Fate sure knows how to torture a fellows. Here I was locked into a year with the television series, “Matt Houston,” and the hottest director in town calls to talk about a part in his next project. I don’t wish to disparage television or Matt Houston or its star Lee Horsley- a true gentleman and friend. But a part in the new Ron Howard feature? For the big screen? Wow!
But a sad fact remained: I was unavailable, so the part went to Don Ameche. Don made the most of it and won an Academy Award. And even though he got what might have been mine, Don Ameche will always receive my highest marks as a talented gentleman of rare humor and humility.
Before exiting stage left, let me give you the final excerpt of the final page of Buddy Ebsen’s book………..
I wanted to tell this story for the millions of young men and women- and grownups too- who start out bravely every morning prepared to sell something, whatever it may be. I wanted them to know the story of someone, like themselves, who has been confronted by negative people who are secure behind polished desks, and who listen doubtfully as your pitch flops.
So what to you do then? Ring up “no sale” and walk out of the office defeated? Never! Refuse to accept it! Just call it a temporary postponement of success. The difference between success and failure is often no wider than the thickness of a cigarette paper.
Just as Dorothy, the Scarecrow, the Cowardly Lion, and the Tin Woodman stood up to the Wizard and won- so can you!

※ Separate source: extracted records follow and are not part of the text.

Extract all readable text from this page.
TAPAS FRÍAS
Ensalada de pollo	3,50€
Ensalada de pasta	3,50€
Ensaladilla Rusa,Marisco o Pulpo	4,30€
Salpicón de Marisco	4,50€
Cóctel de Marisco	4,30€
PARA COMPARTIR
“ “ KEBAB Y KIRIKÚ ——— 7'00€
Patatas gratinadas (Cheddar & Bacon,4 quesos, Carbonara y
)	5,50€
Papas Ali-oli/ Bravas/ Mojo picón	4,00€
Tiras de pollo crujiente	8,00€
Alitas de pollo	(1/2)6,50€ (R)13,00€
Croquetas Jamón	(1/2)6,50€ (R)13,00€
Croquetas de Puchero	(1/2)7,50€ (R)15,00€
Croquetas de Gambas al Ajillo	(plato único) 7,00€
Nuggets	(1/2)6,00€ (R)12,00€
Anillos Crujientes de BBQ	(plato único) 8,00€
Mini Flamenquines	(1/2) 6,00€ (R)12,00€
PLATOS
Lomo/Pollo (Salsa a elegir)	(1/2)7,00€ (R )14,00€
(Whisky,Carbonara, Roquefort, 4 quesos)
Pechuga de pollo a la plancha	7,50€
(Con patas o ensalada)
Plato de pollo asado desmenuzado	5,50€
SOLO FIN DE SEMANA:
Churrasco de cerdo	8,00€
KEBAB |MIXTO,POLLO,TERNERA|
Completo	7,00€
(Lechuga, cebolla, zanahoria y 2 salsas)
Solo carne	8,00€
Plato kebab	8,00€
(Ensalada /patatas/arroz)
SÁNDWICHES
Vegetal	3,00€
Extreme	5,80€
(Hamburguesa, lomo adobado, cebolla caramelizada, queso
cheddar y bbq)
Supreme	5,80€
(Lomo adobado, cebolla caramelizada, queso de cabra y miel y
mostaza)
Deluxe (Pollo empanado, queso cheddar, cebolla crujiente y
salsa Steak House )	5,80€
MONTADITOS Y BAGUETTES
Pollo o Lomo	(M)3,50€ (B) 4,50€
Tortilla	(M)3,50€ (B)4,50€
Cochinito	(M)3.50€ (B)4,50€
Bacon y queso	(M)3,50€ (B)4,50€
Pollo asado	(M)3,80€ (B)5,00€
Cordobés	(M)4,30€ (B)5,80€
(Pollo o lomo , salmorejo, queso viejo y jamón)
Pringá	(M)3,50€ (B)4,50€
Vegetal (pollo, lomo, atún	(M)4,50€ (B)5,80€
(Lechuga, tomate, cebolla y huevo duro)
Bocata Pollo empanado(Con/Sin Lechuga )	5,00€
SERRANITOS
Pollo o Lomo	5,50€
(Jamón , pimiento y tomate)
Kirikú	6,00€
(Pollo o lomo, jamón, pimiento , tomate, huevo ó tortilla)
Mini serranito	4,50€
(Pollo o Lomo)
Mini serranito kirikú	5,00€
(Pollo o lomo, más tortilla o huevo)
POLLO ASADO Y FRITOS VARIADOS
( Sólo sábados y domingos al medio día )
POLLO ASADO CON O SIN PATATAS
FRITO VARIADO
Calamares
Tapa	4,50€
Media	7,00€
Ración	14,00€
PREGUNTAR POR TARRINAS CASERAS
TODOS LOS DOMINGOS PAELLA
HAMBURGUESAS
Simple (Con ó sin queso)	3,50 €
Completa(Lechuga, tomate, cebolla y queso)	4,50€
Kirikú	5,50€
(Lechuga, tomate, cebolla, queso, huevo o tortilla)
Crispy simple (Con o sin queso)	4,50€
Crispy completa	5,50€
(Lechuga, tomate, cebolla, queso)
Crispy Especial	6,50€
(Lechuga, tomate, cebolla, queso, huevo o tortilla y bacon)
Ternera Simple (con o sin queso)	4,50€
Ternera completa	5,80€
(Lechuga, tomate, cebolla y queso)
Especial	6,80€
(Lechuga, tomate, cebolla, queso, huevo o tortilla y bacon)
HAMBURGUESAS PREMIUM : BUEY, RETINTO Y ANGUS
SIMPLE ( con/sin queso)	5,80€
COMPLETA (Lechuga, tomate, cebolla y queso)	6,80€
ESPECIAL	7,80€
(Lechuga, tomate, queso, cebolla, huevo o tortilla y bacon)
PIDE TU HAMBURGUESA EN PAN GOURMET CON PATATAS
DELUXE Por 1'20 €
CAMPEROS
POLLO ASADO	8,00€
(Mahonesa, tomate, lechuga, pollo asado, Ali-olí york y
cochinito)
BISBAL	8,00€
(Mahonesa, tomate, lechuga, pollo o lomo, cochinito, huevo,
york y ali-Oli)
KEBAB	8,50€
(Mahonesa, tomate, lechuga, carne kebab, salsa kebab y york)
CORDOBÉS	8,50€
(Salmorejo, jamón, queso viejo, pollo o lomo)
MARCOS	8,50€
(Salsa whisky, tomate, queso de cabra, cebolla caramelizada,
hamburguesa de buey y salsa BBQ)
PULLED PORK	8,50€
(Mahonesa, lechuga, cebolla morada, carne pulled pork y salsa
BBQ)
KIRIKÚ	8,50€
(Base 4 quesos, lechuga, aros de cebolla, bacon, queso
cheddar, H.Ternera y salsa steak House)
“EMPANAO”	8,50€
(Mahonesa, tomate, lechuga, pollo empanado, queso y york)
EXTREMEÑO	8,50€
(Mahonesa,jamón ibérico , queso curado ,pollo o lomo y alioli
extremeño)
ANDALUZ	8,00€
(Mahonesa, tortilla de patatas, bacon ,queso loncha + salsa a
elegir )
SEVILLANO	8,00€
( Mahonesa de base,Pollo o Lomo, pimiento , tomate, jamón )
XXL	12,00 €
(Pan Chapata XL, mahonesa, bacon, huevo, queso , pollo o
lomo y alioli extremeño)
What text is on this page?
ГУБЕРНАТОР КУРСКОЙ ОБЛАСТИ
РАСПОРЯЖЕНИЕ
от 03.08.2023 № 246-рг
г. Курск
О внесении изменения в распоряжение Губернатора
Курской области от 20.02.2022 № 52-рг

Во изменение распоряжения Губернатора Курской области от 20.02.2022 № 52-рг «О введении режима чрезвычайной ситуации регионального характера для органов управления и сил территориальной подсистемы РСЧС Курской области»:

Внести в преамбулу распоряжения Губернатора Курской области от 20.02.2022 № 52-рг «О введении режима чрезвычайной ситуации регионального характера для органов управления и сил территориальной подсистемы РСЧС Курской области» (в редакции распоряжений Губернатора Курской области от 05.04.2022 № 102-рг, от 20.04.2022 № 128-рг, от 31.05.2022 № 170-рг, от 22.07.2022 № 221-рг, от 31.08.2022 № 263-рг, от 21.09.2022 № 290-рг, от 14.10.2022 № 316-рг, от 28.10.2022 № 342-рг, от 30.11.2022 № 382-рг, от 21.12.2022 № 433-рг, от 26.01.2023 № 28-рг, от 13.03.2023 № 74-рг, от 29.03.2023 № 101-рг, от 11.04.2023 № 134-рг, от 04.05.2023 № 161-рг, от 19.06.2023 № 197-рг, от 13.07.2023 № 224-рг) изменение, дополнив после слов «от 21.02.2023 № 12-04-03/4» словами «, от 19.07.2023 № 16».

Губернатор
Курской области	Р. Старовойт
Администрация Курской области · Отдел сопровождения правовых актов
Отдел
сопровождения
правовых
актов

Life’s a brand-new ball game every day!
Remember that of all the elements that comprise a human being, the most important, the most essential, the one that will sustain, transcend, overcome and vanquish all obstacles is… Spirit!
I am so thrilled I have this book!! And to think I owe it all to Lee Meriwether!! (Thank you Lee!) I will tell you.. there are no great surprises in this book. No revealing, sorted affairs. And no huge Ego eccentric to be found. This book was a straight-forward telling of how Buddy broke into show business and managed to stay there and become the star we know.
Everything about this book is pleasing. From the heavy weight, and the extraordinary quality of the book, to the well written story and multitude of photographs on the pages! I feel as if I have found a hidden treasure which will remain with me for the rest of my life! The only thing better would have been to have had the opportunity to meet this very fine actor in person.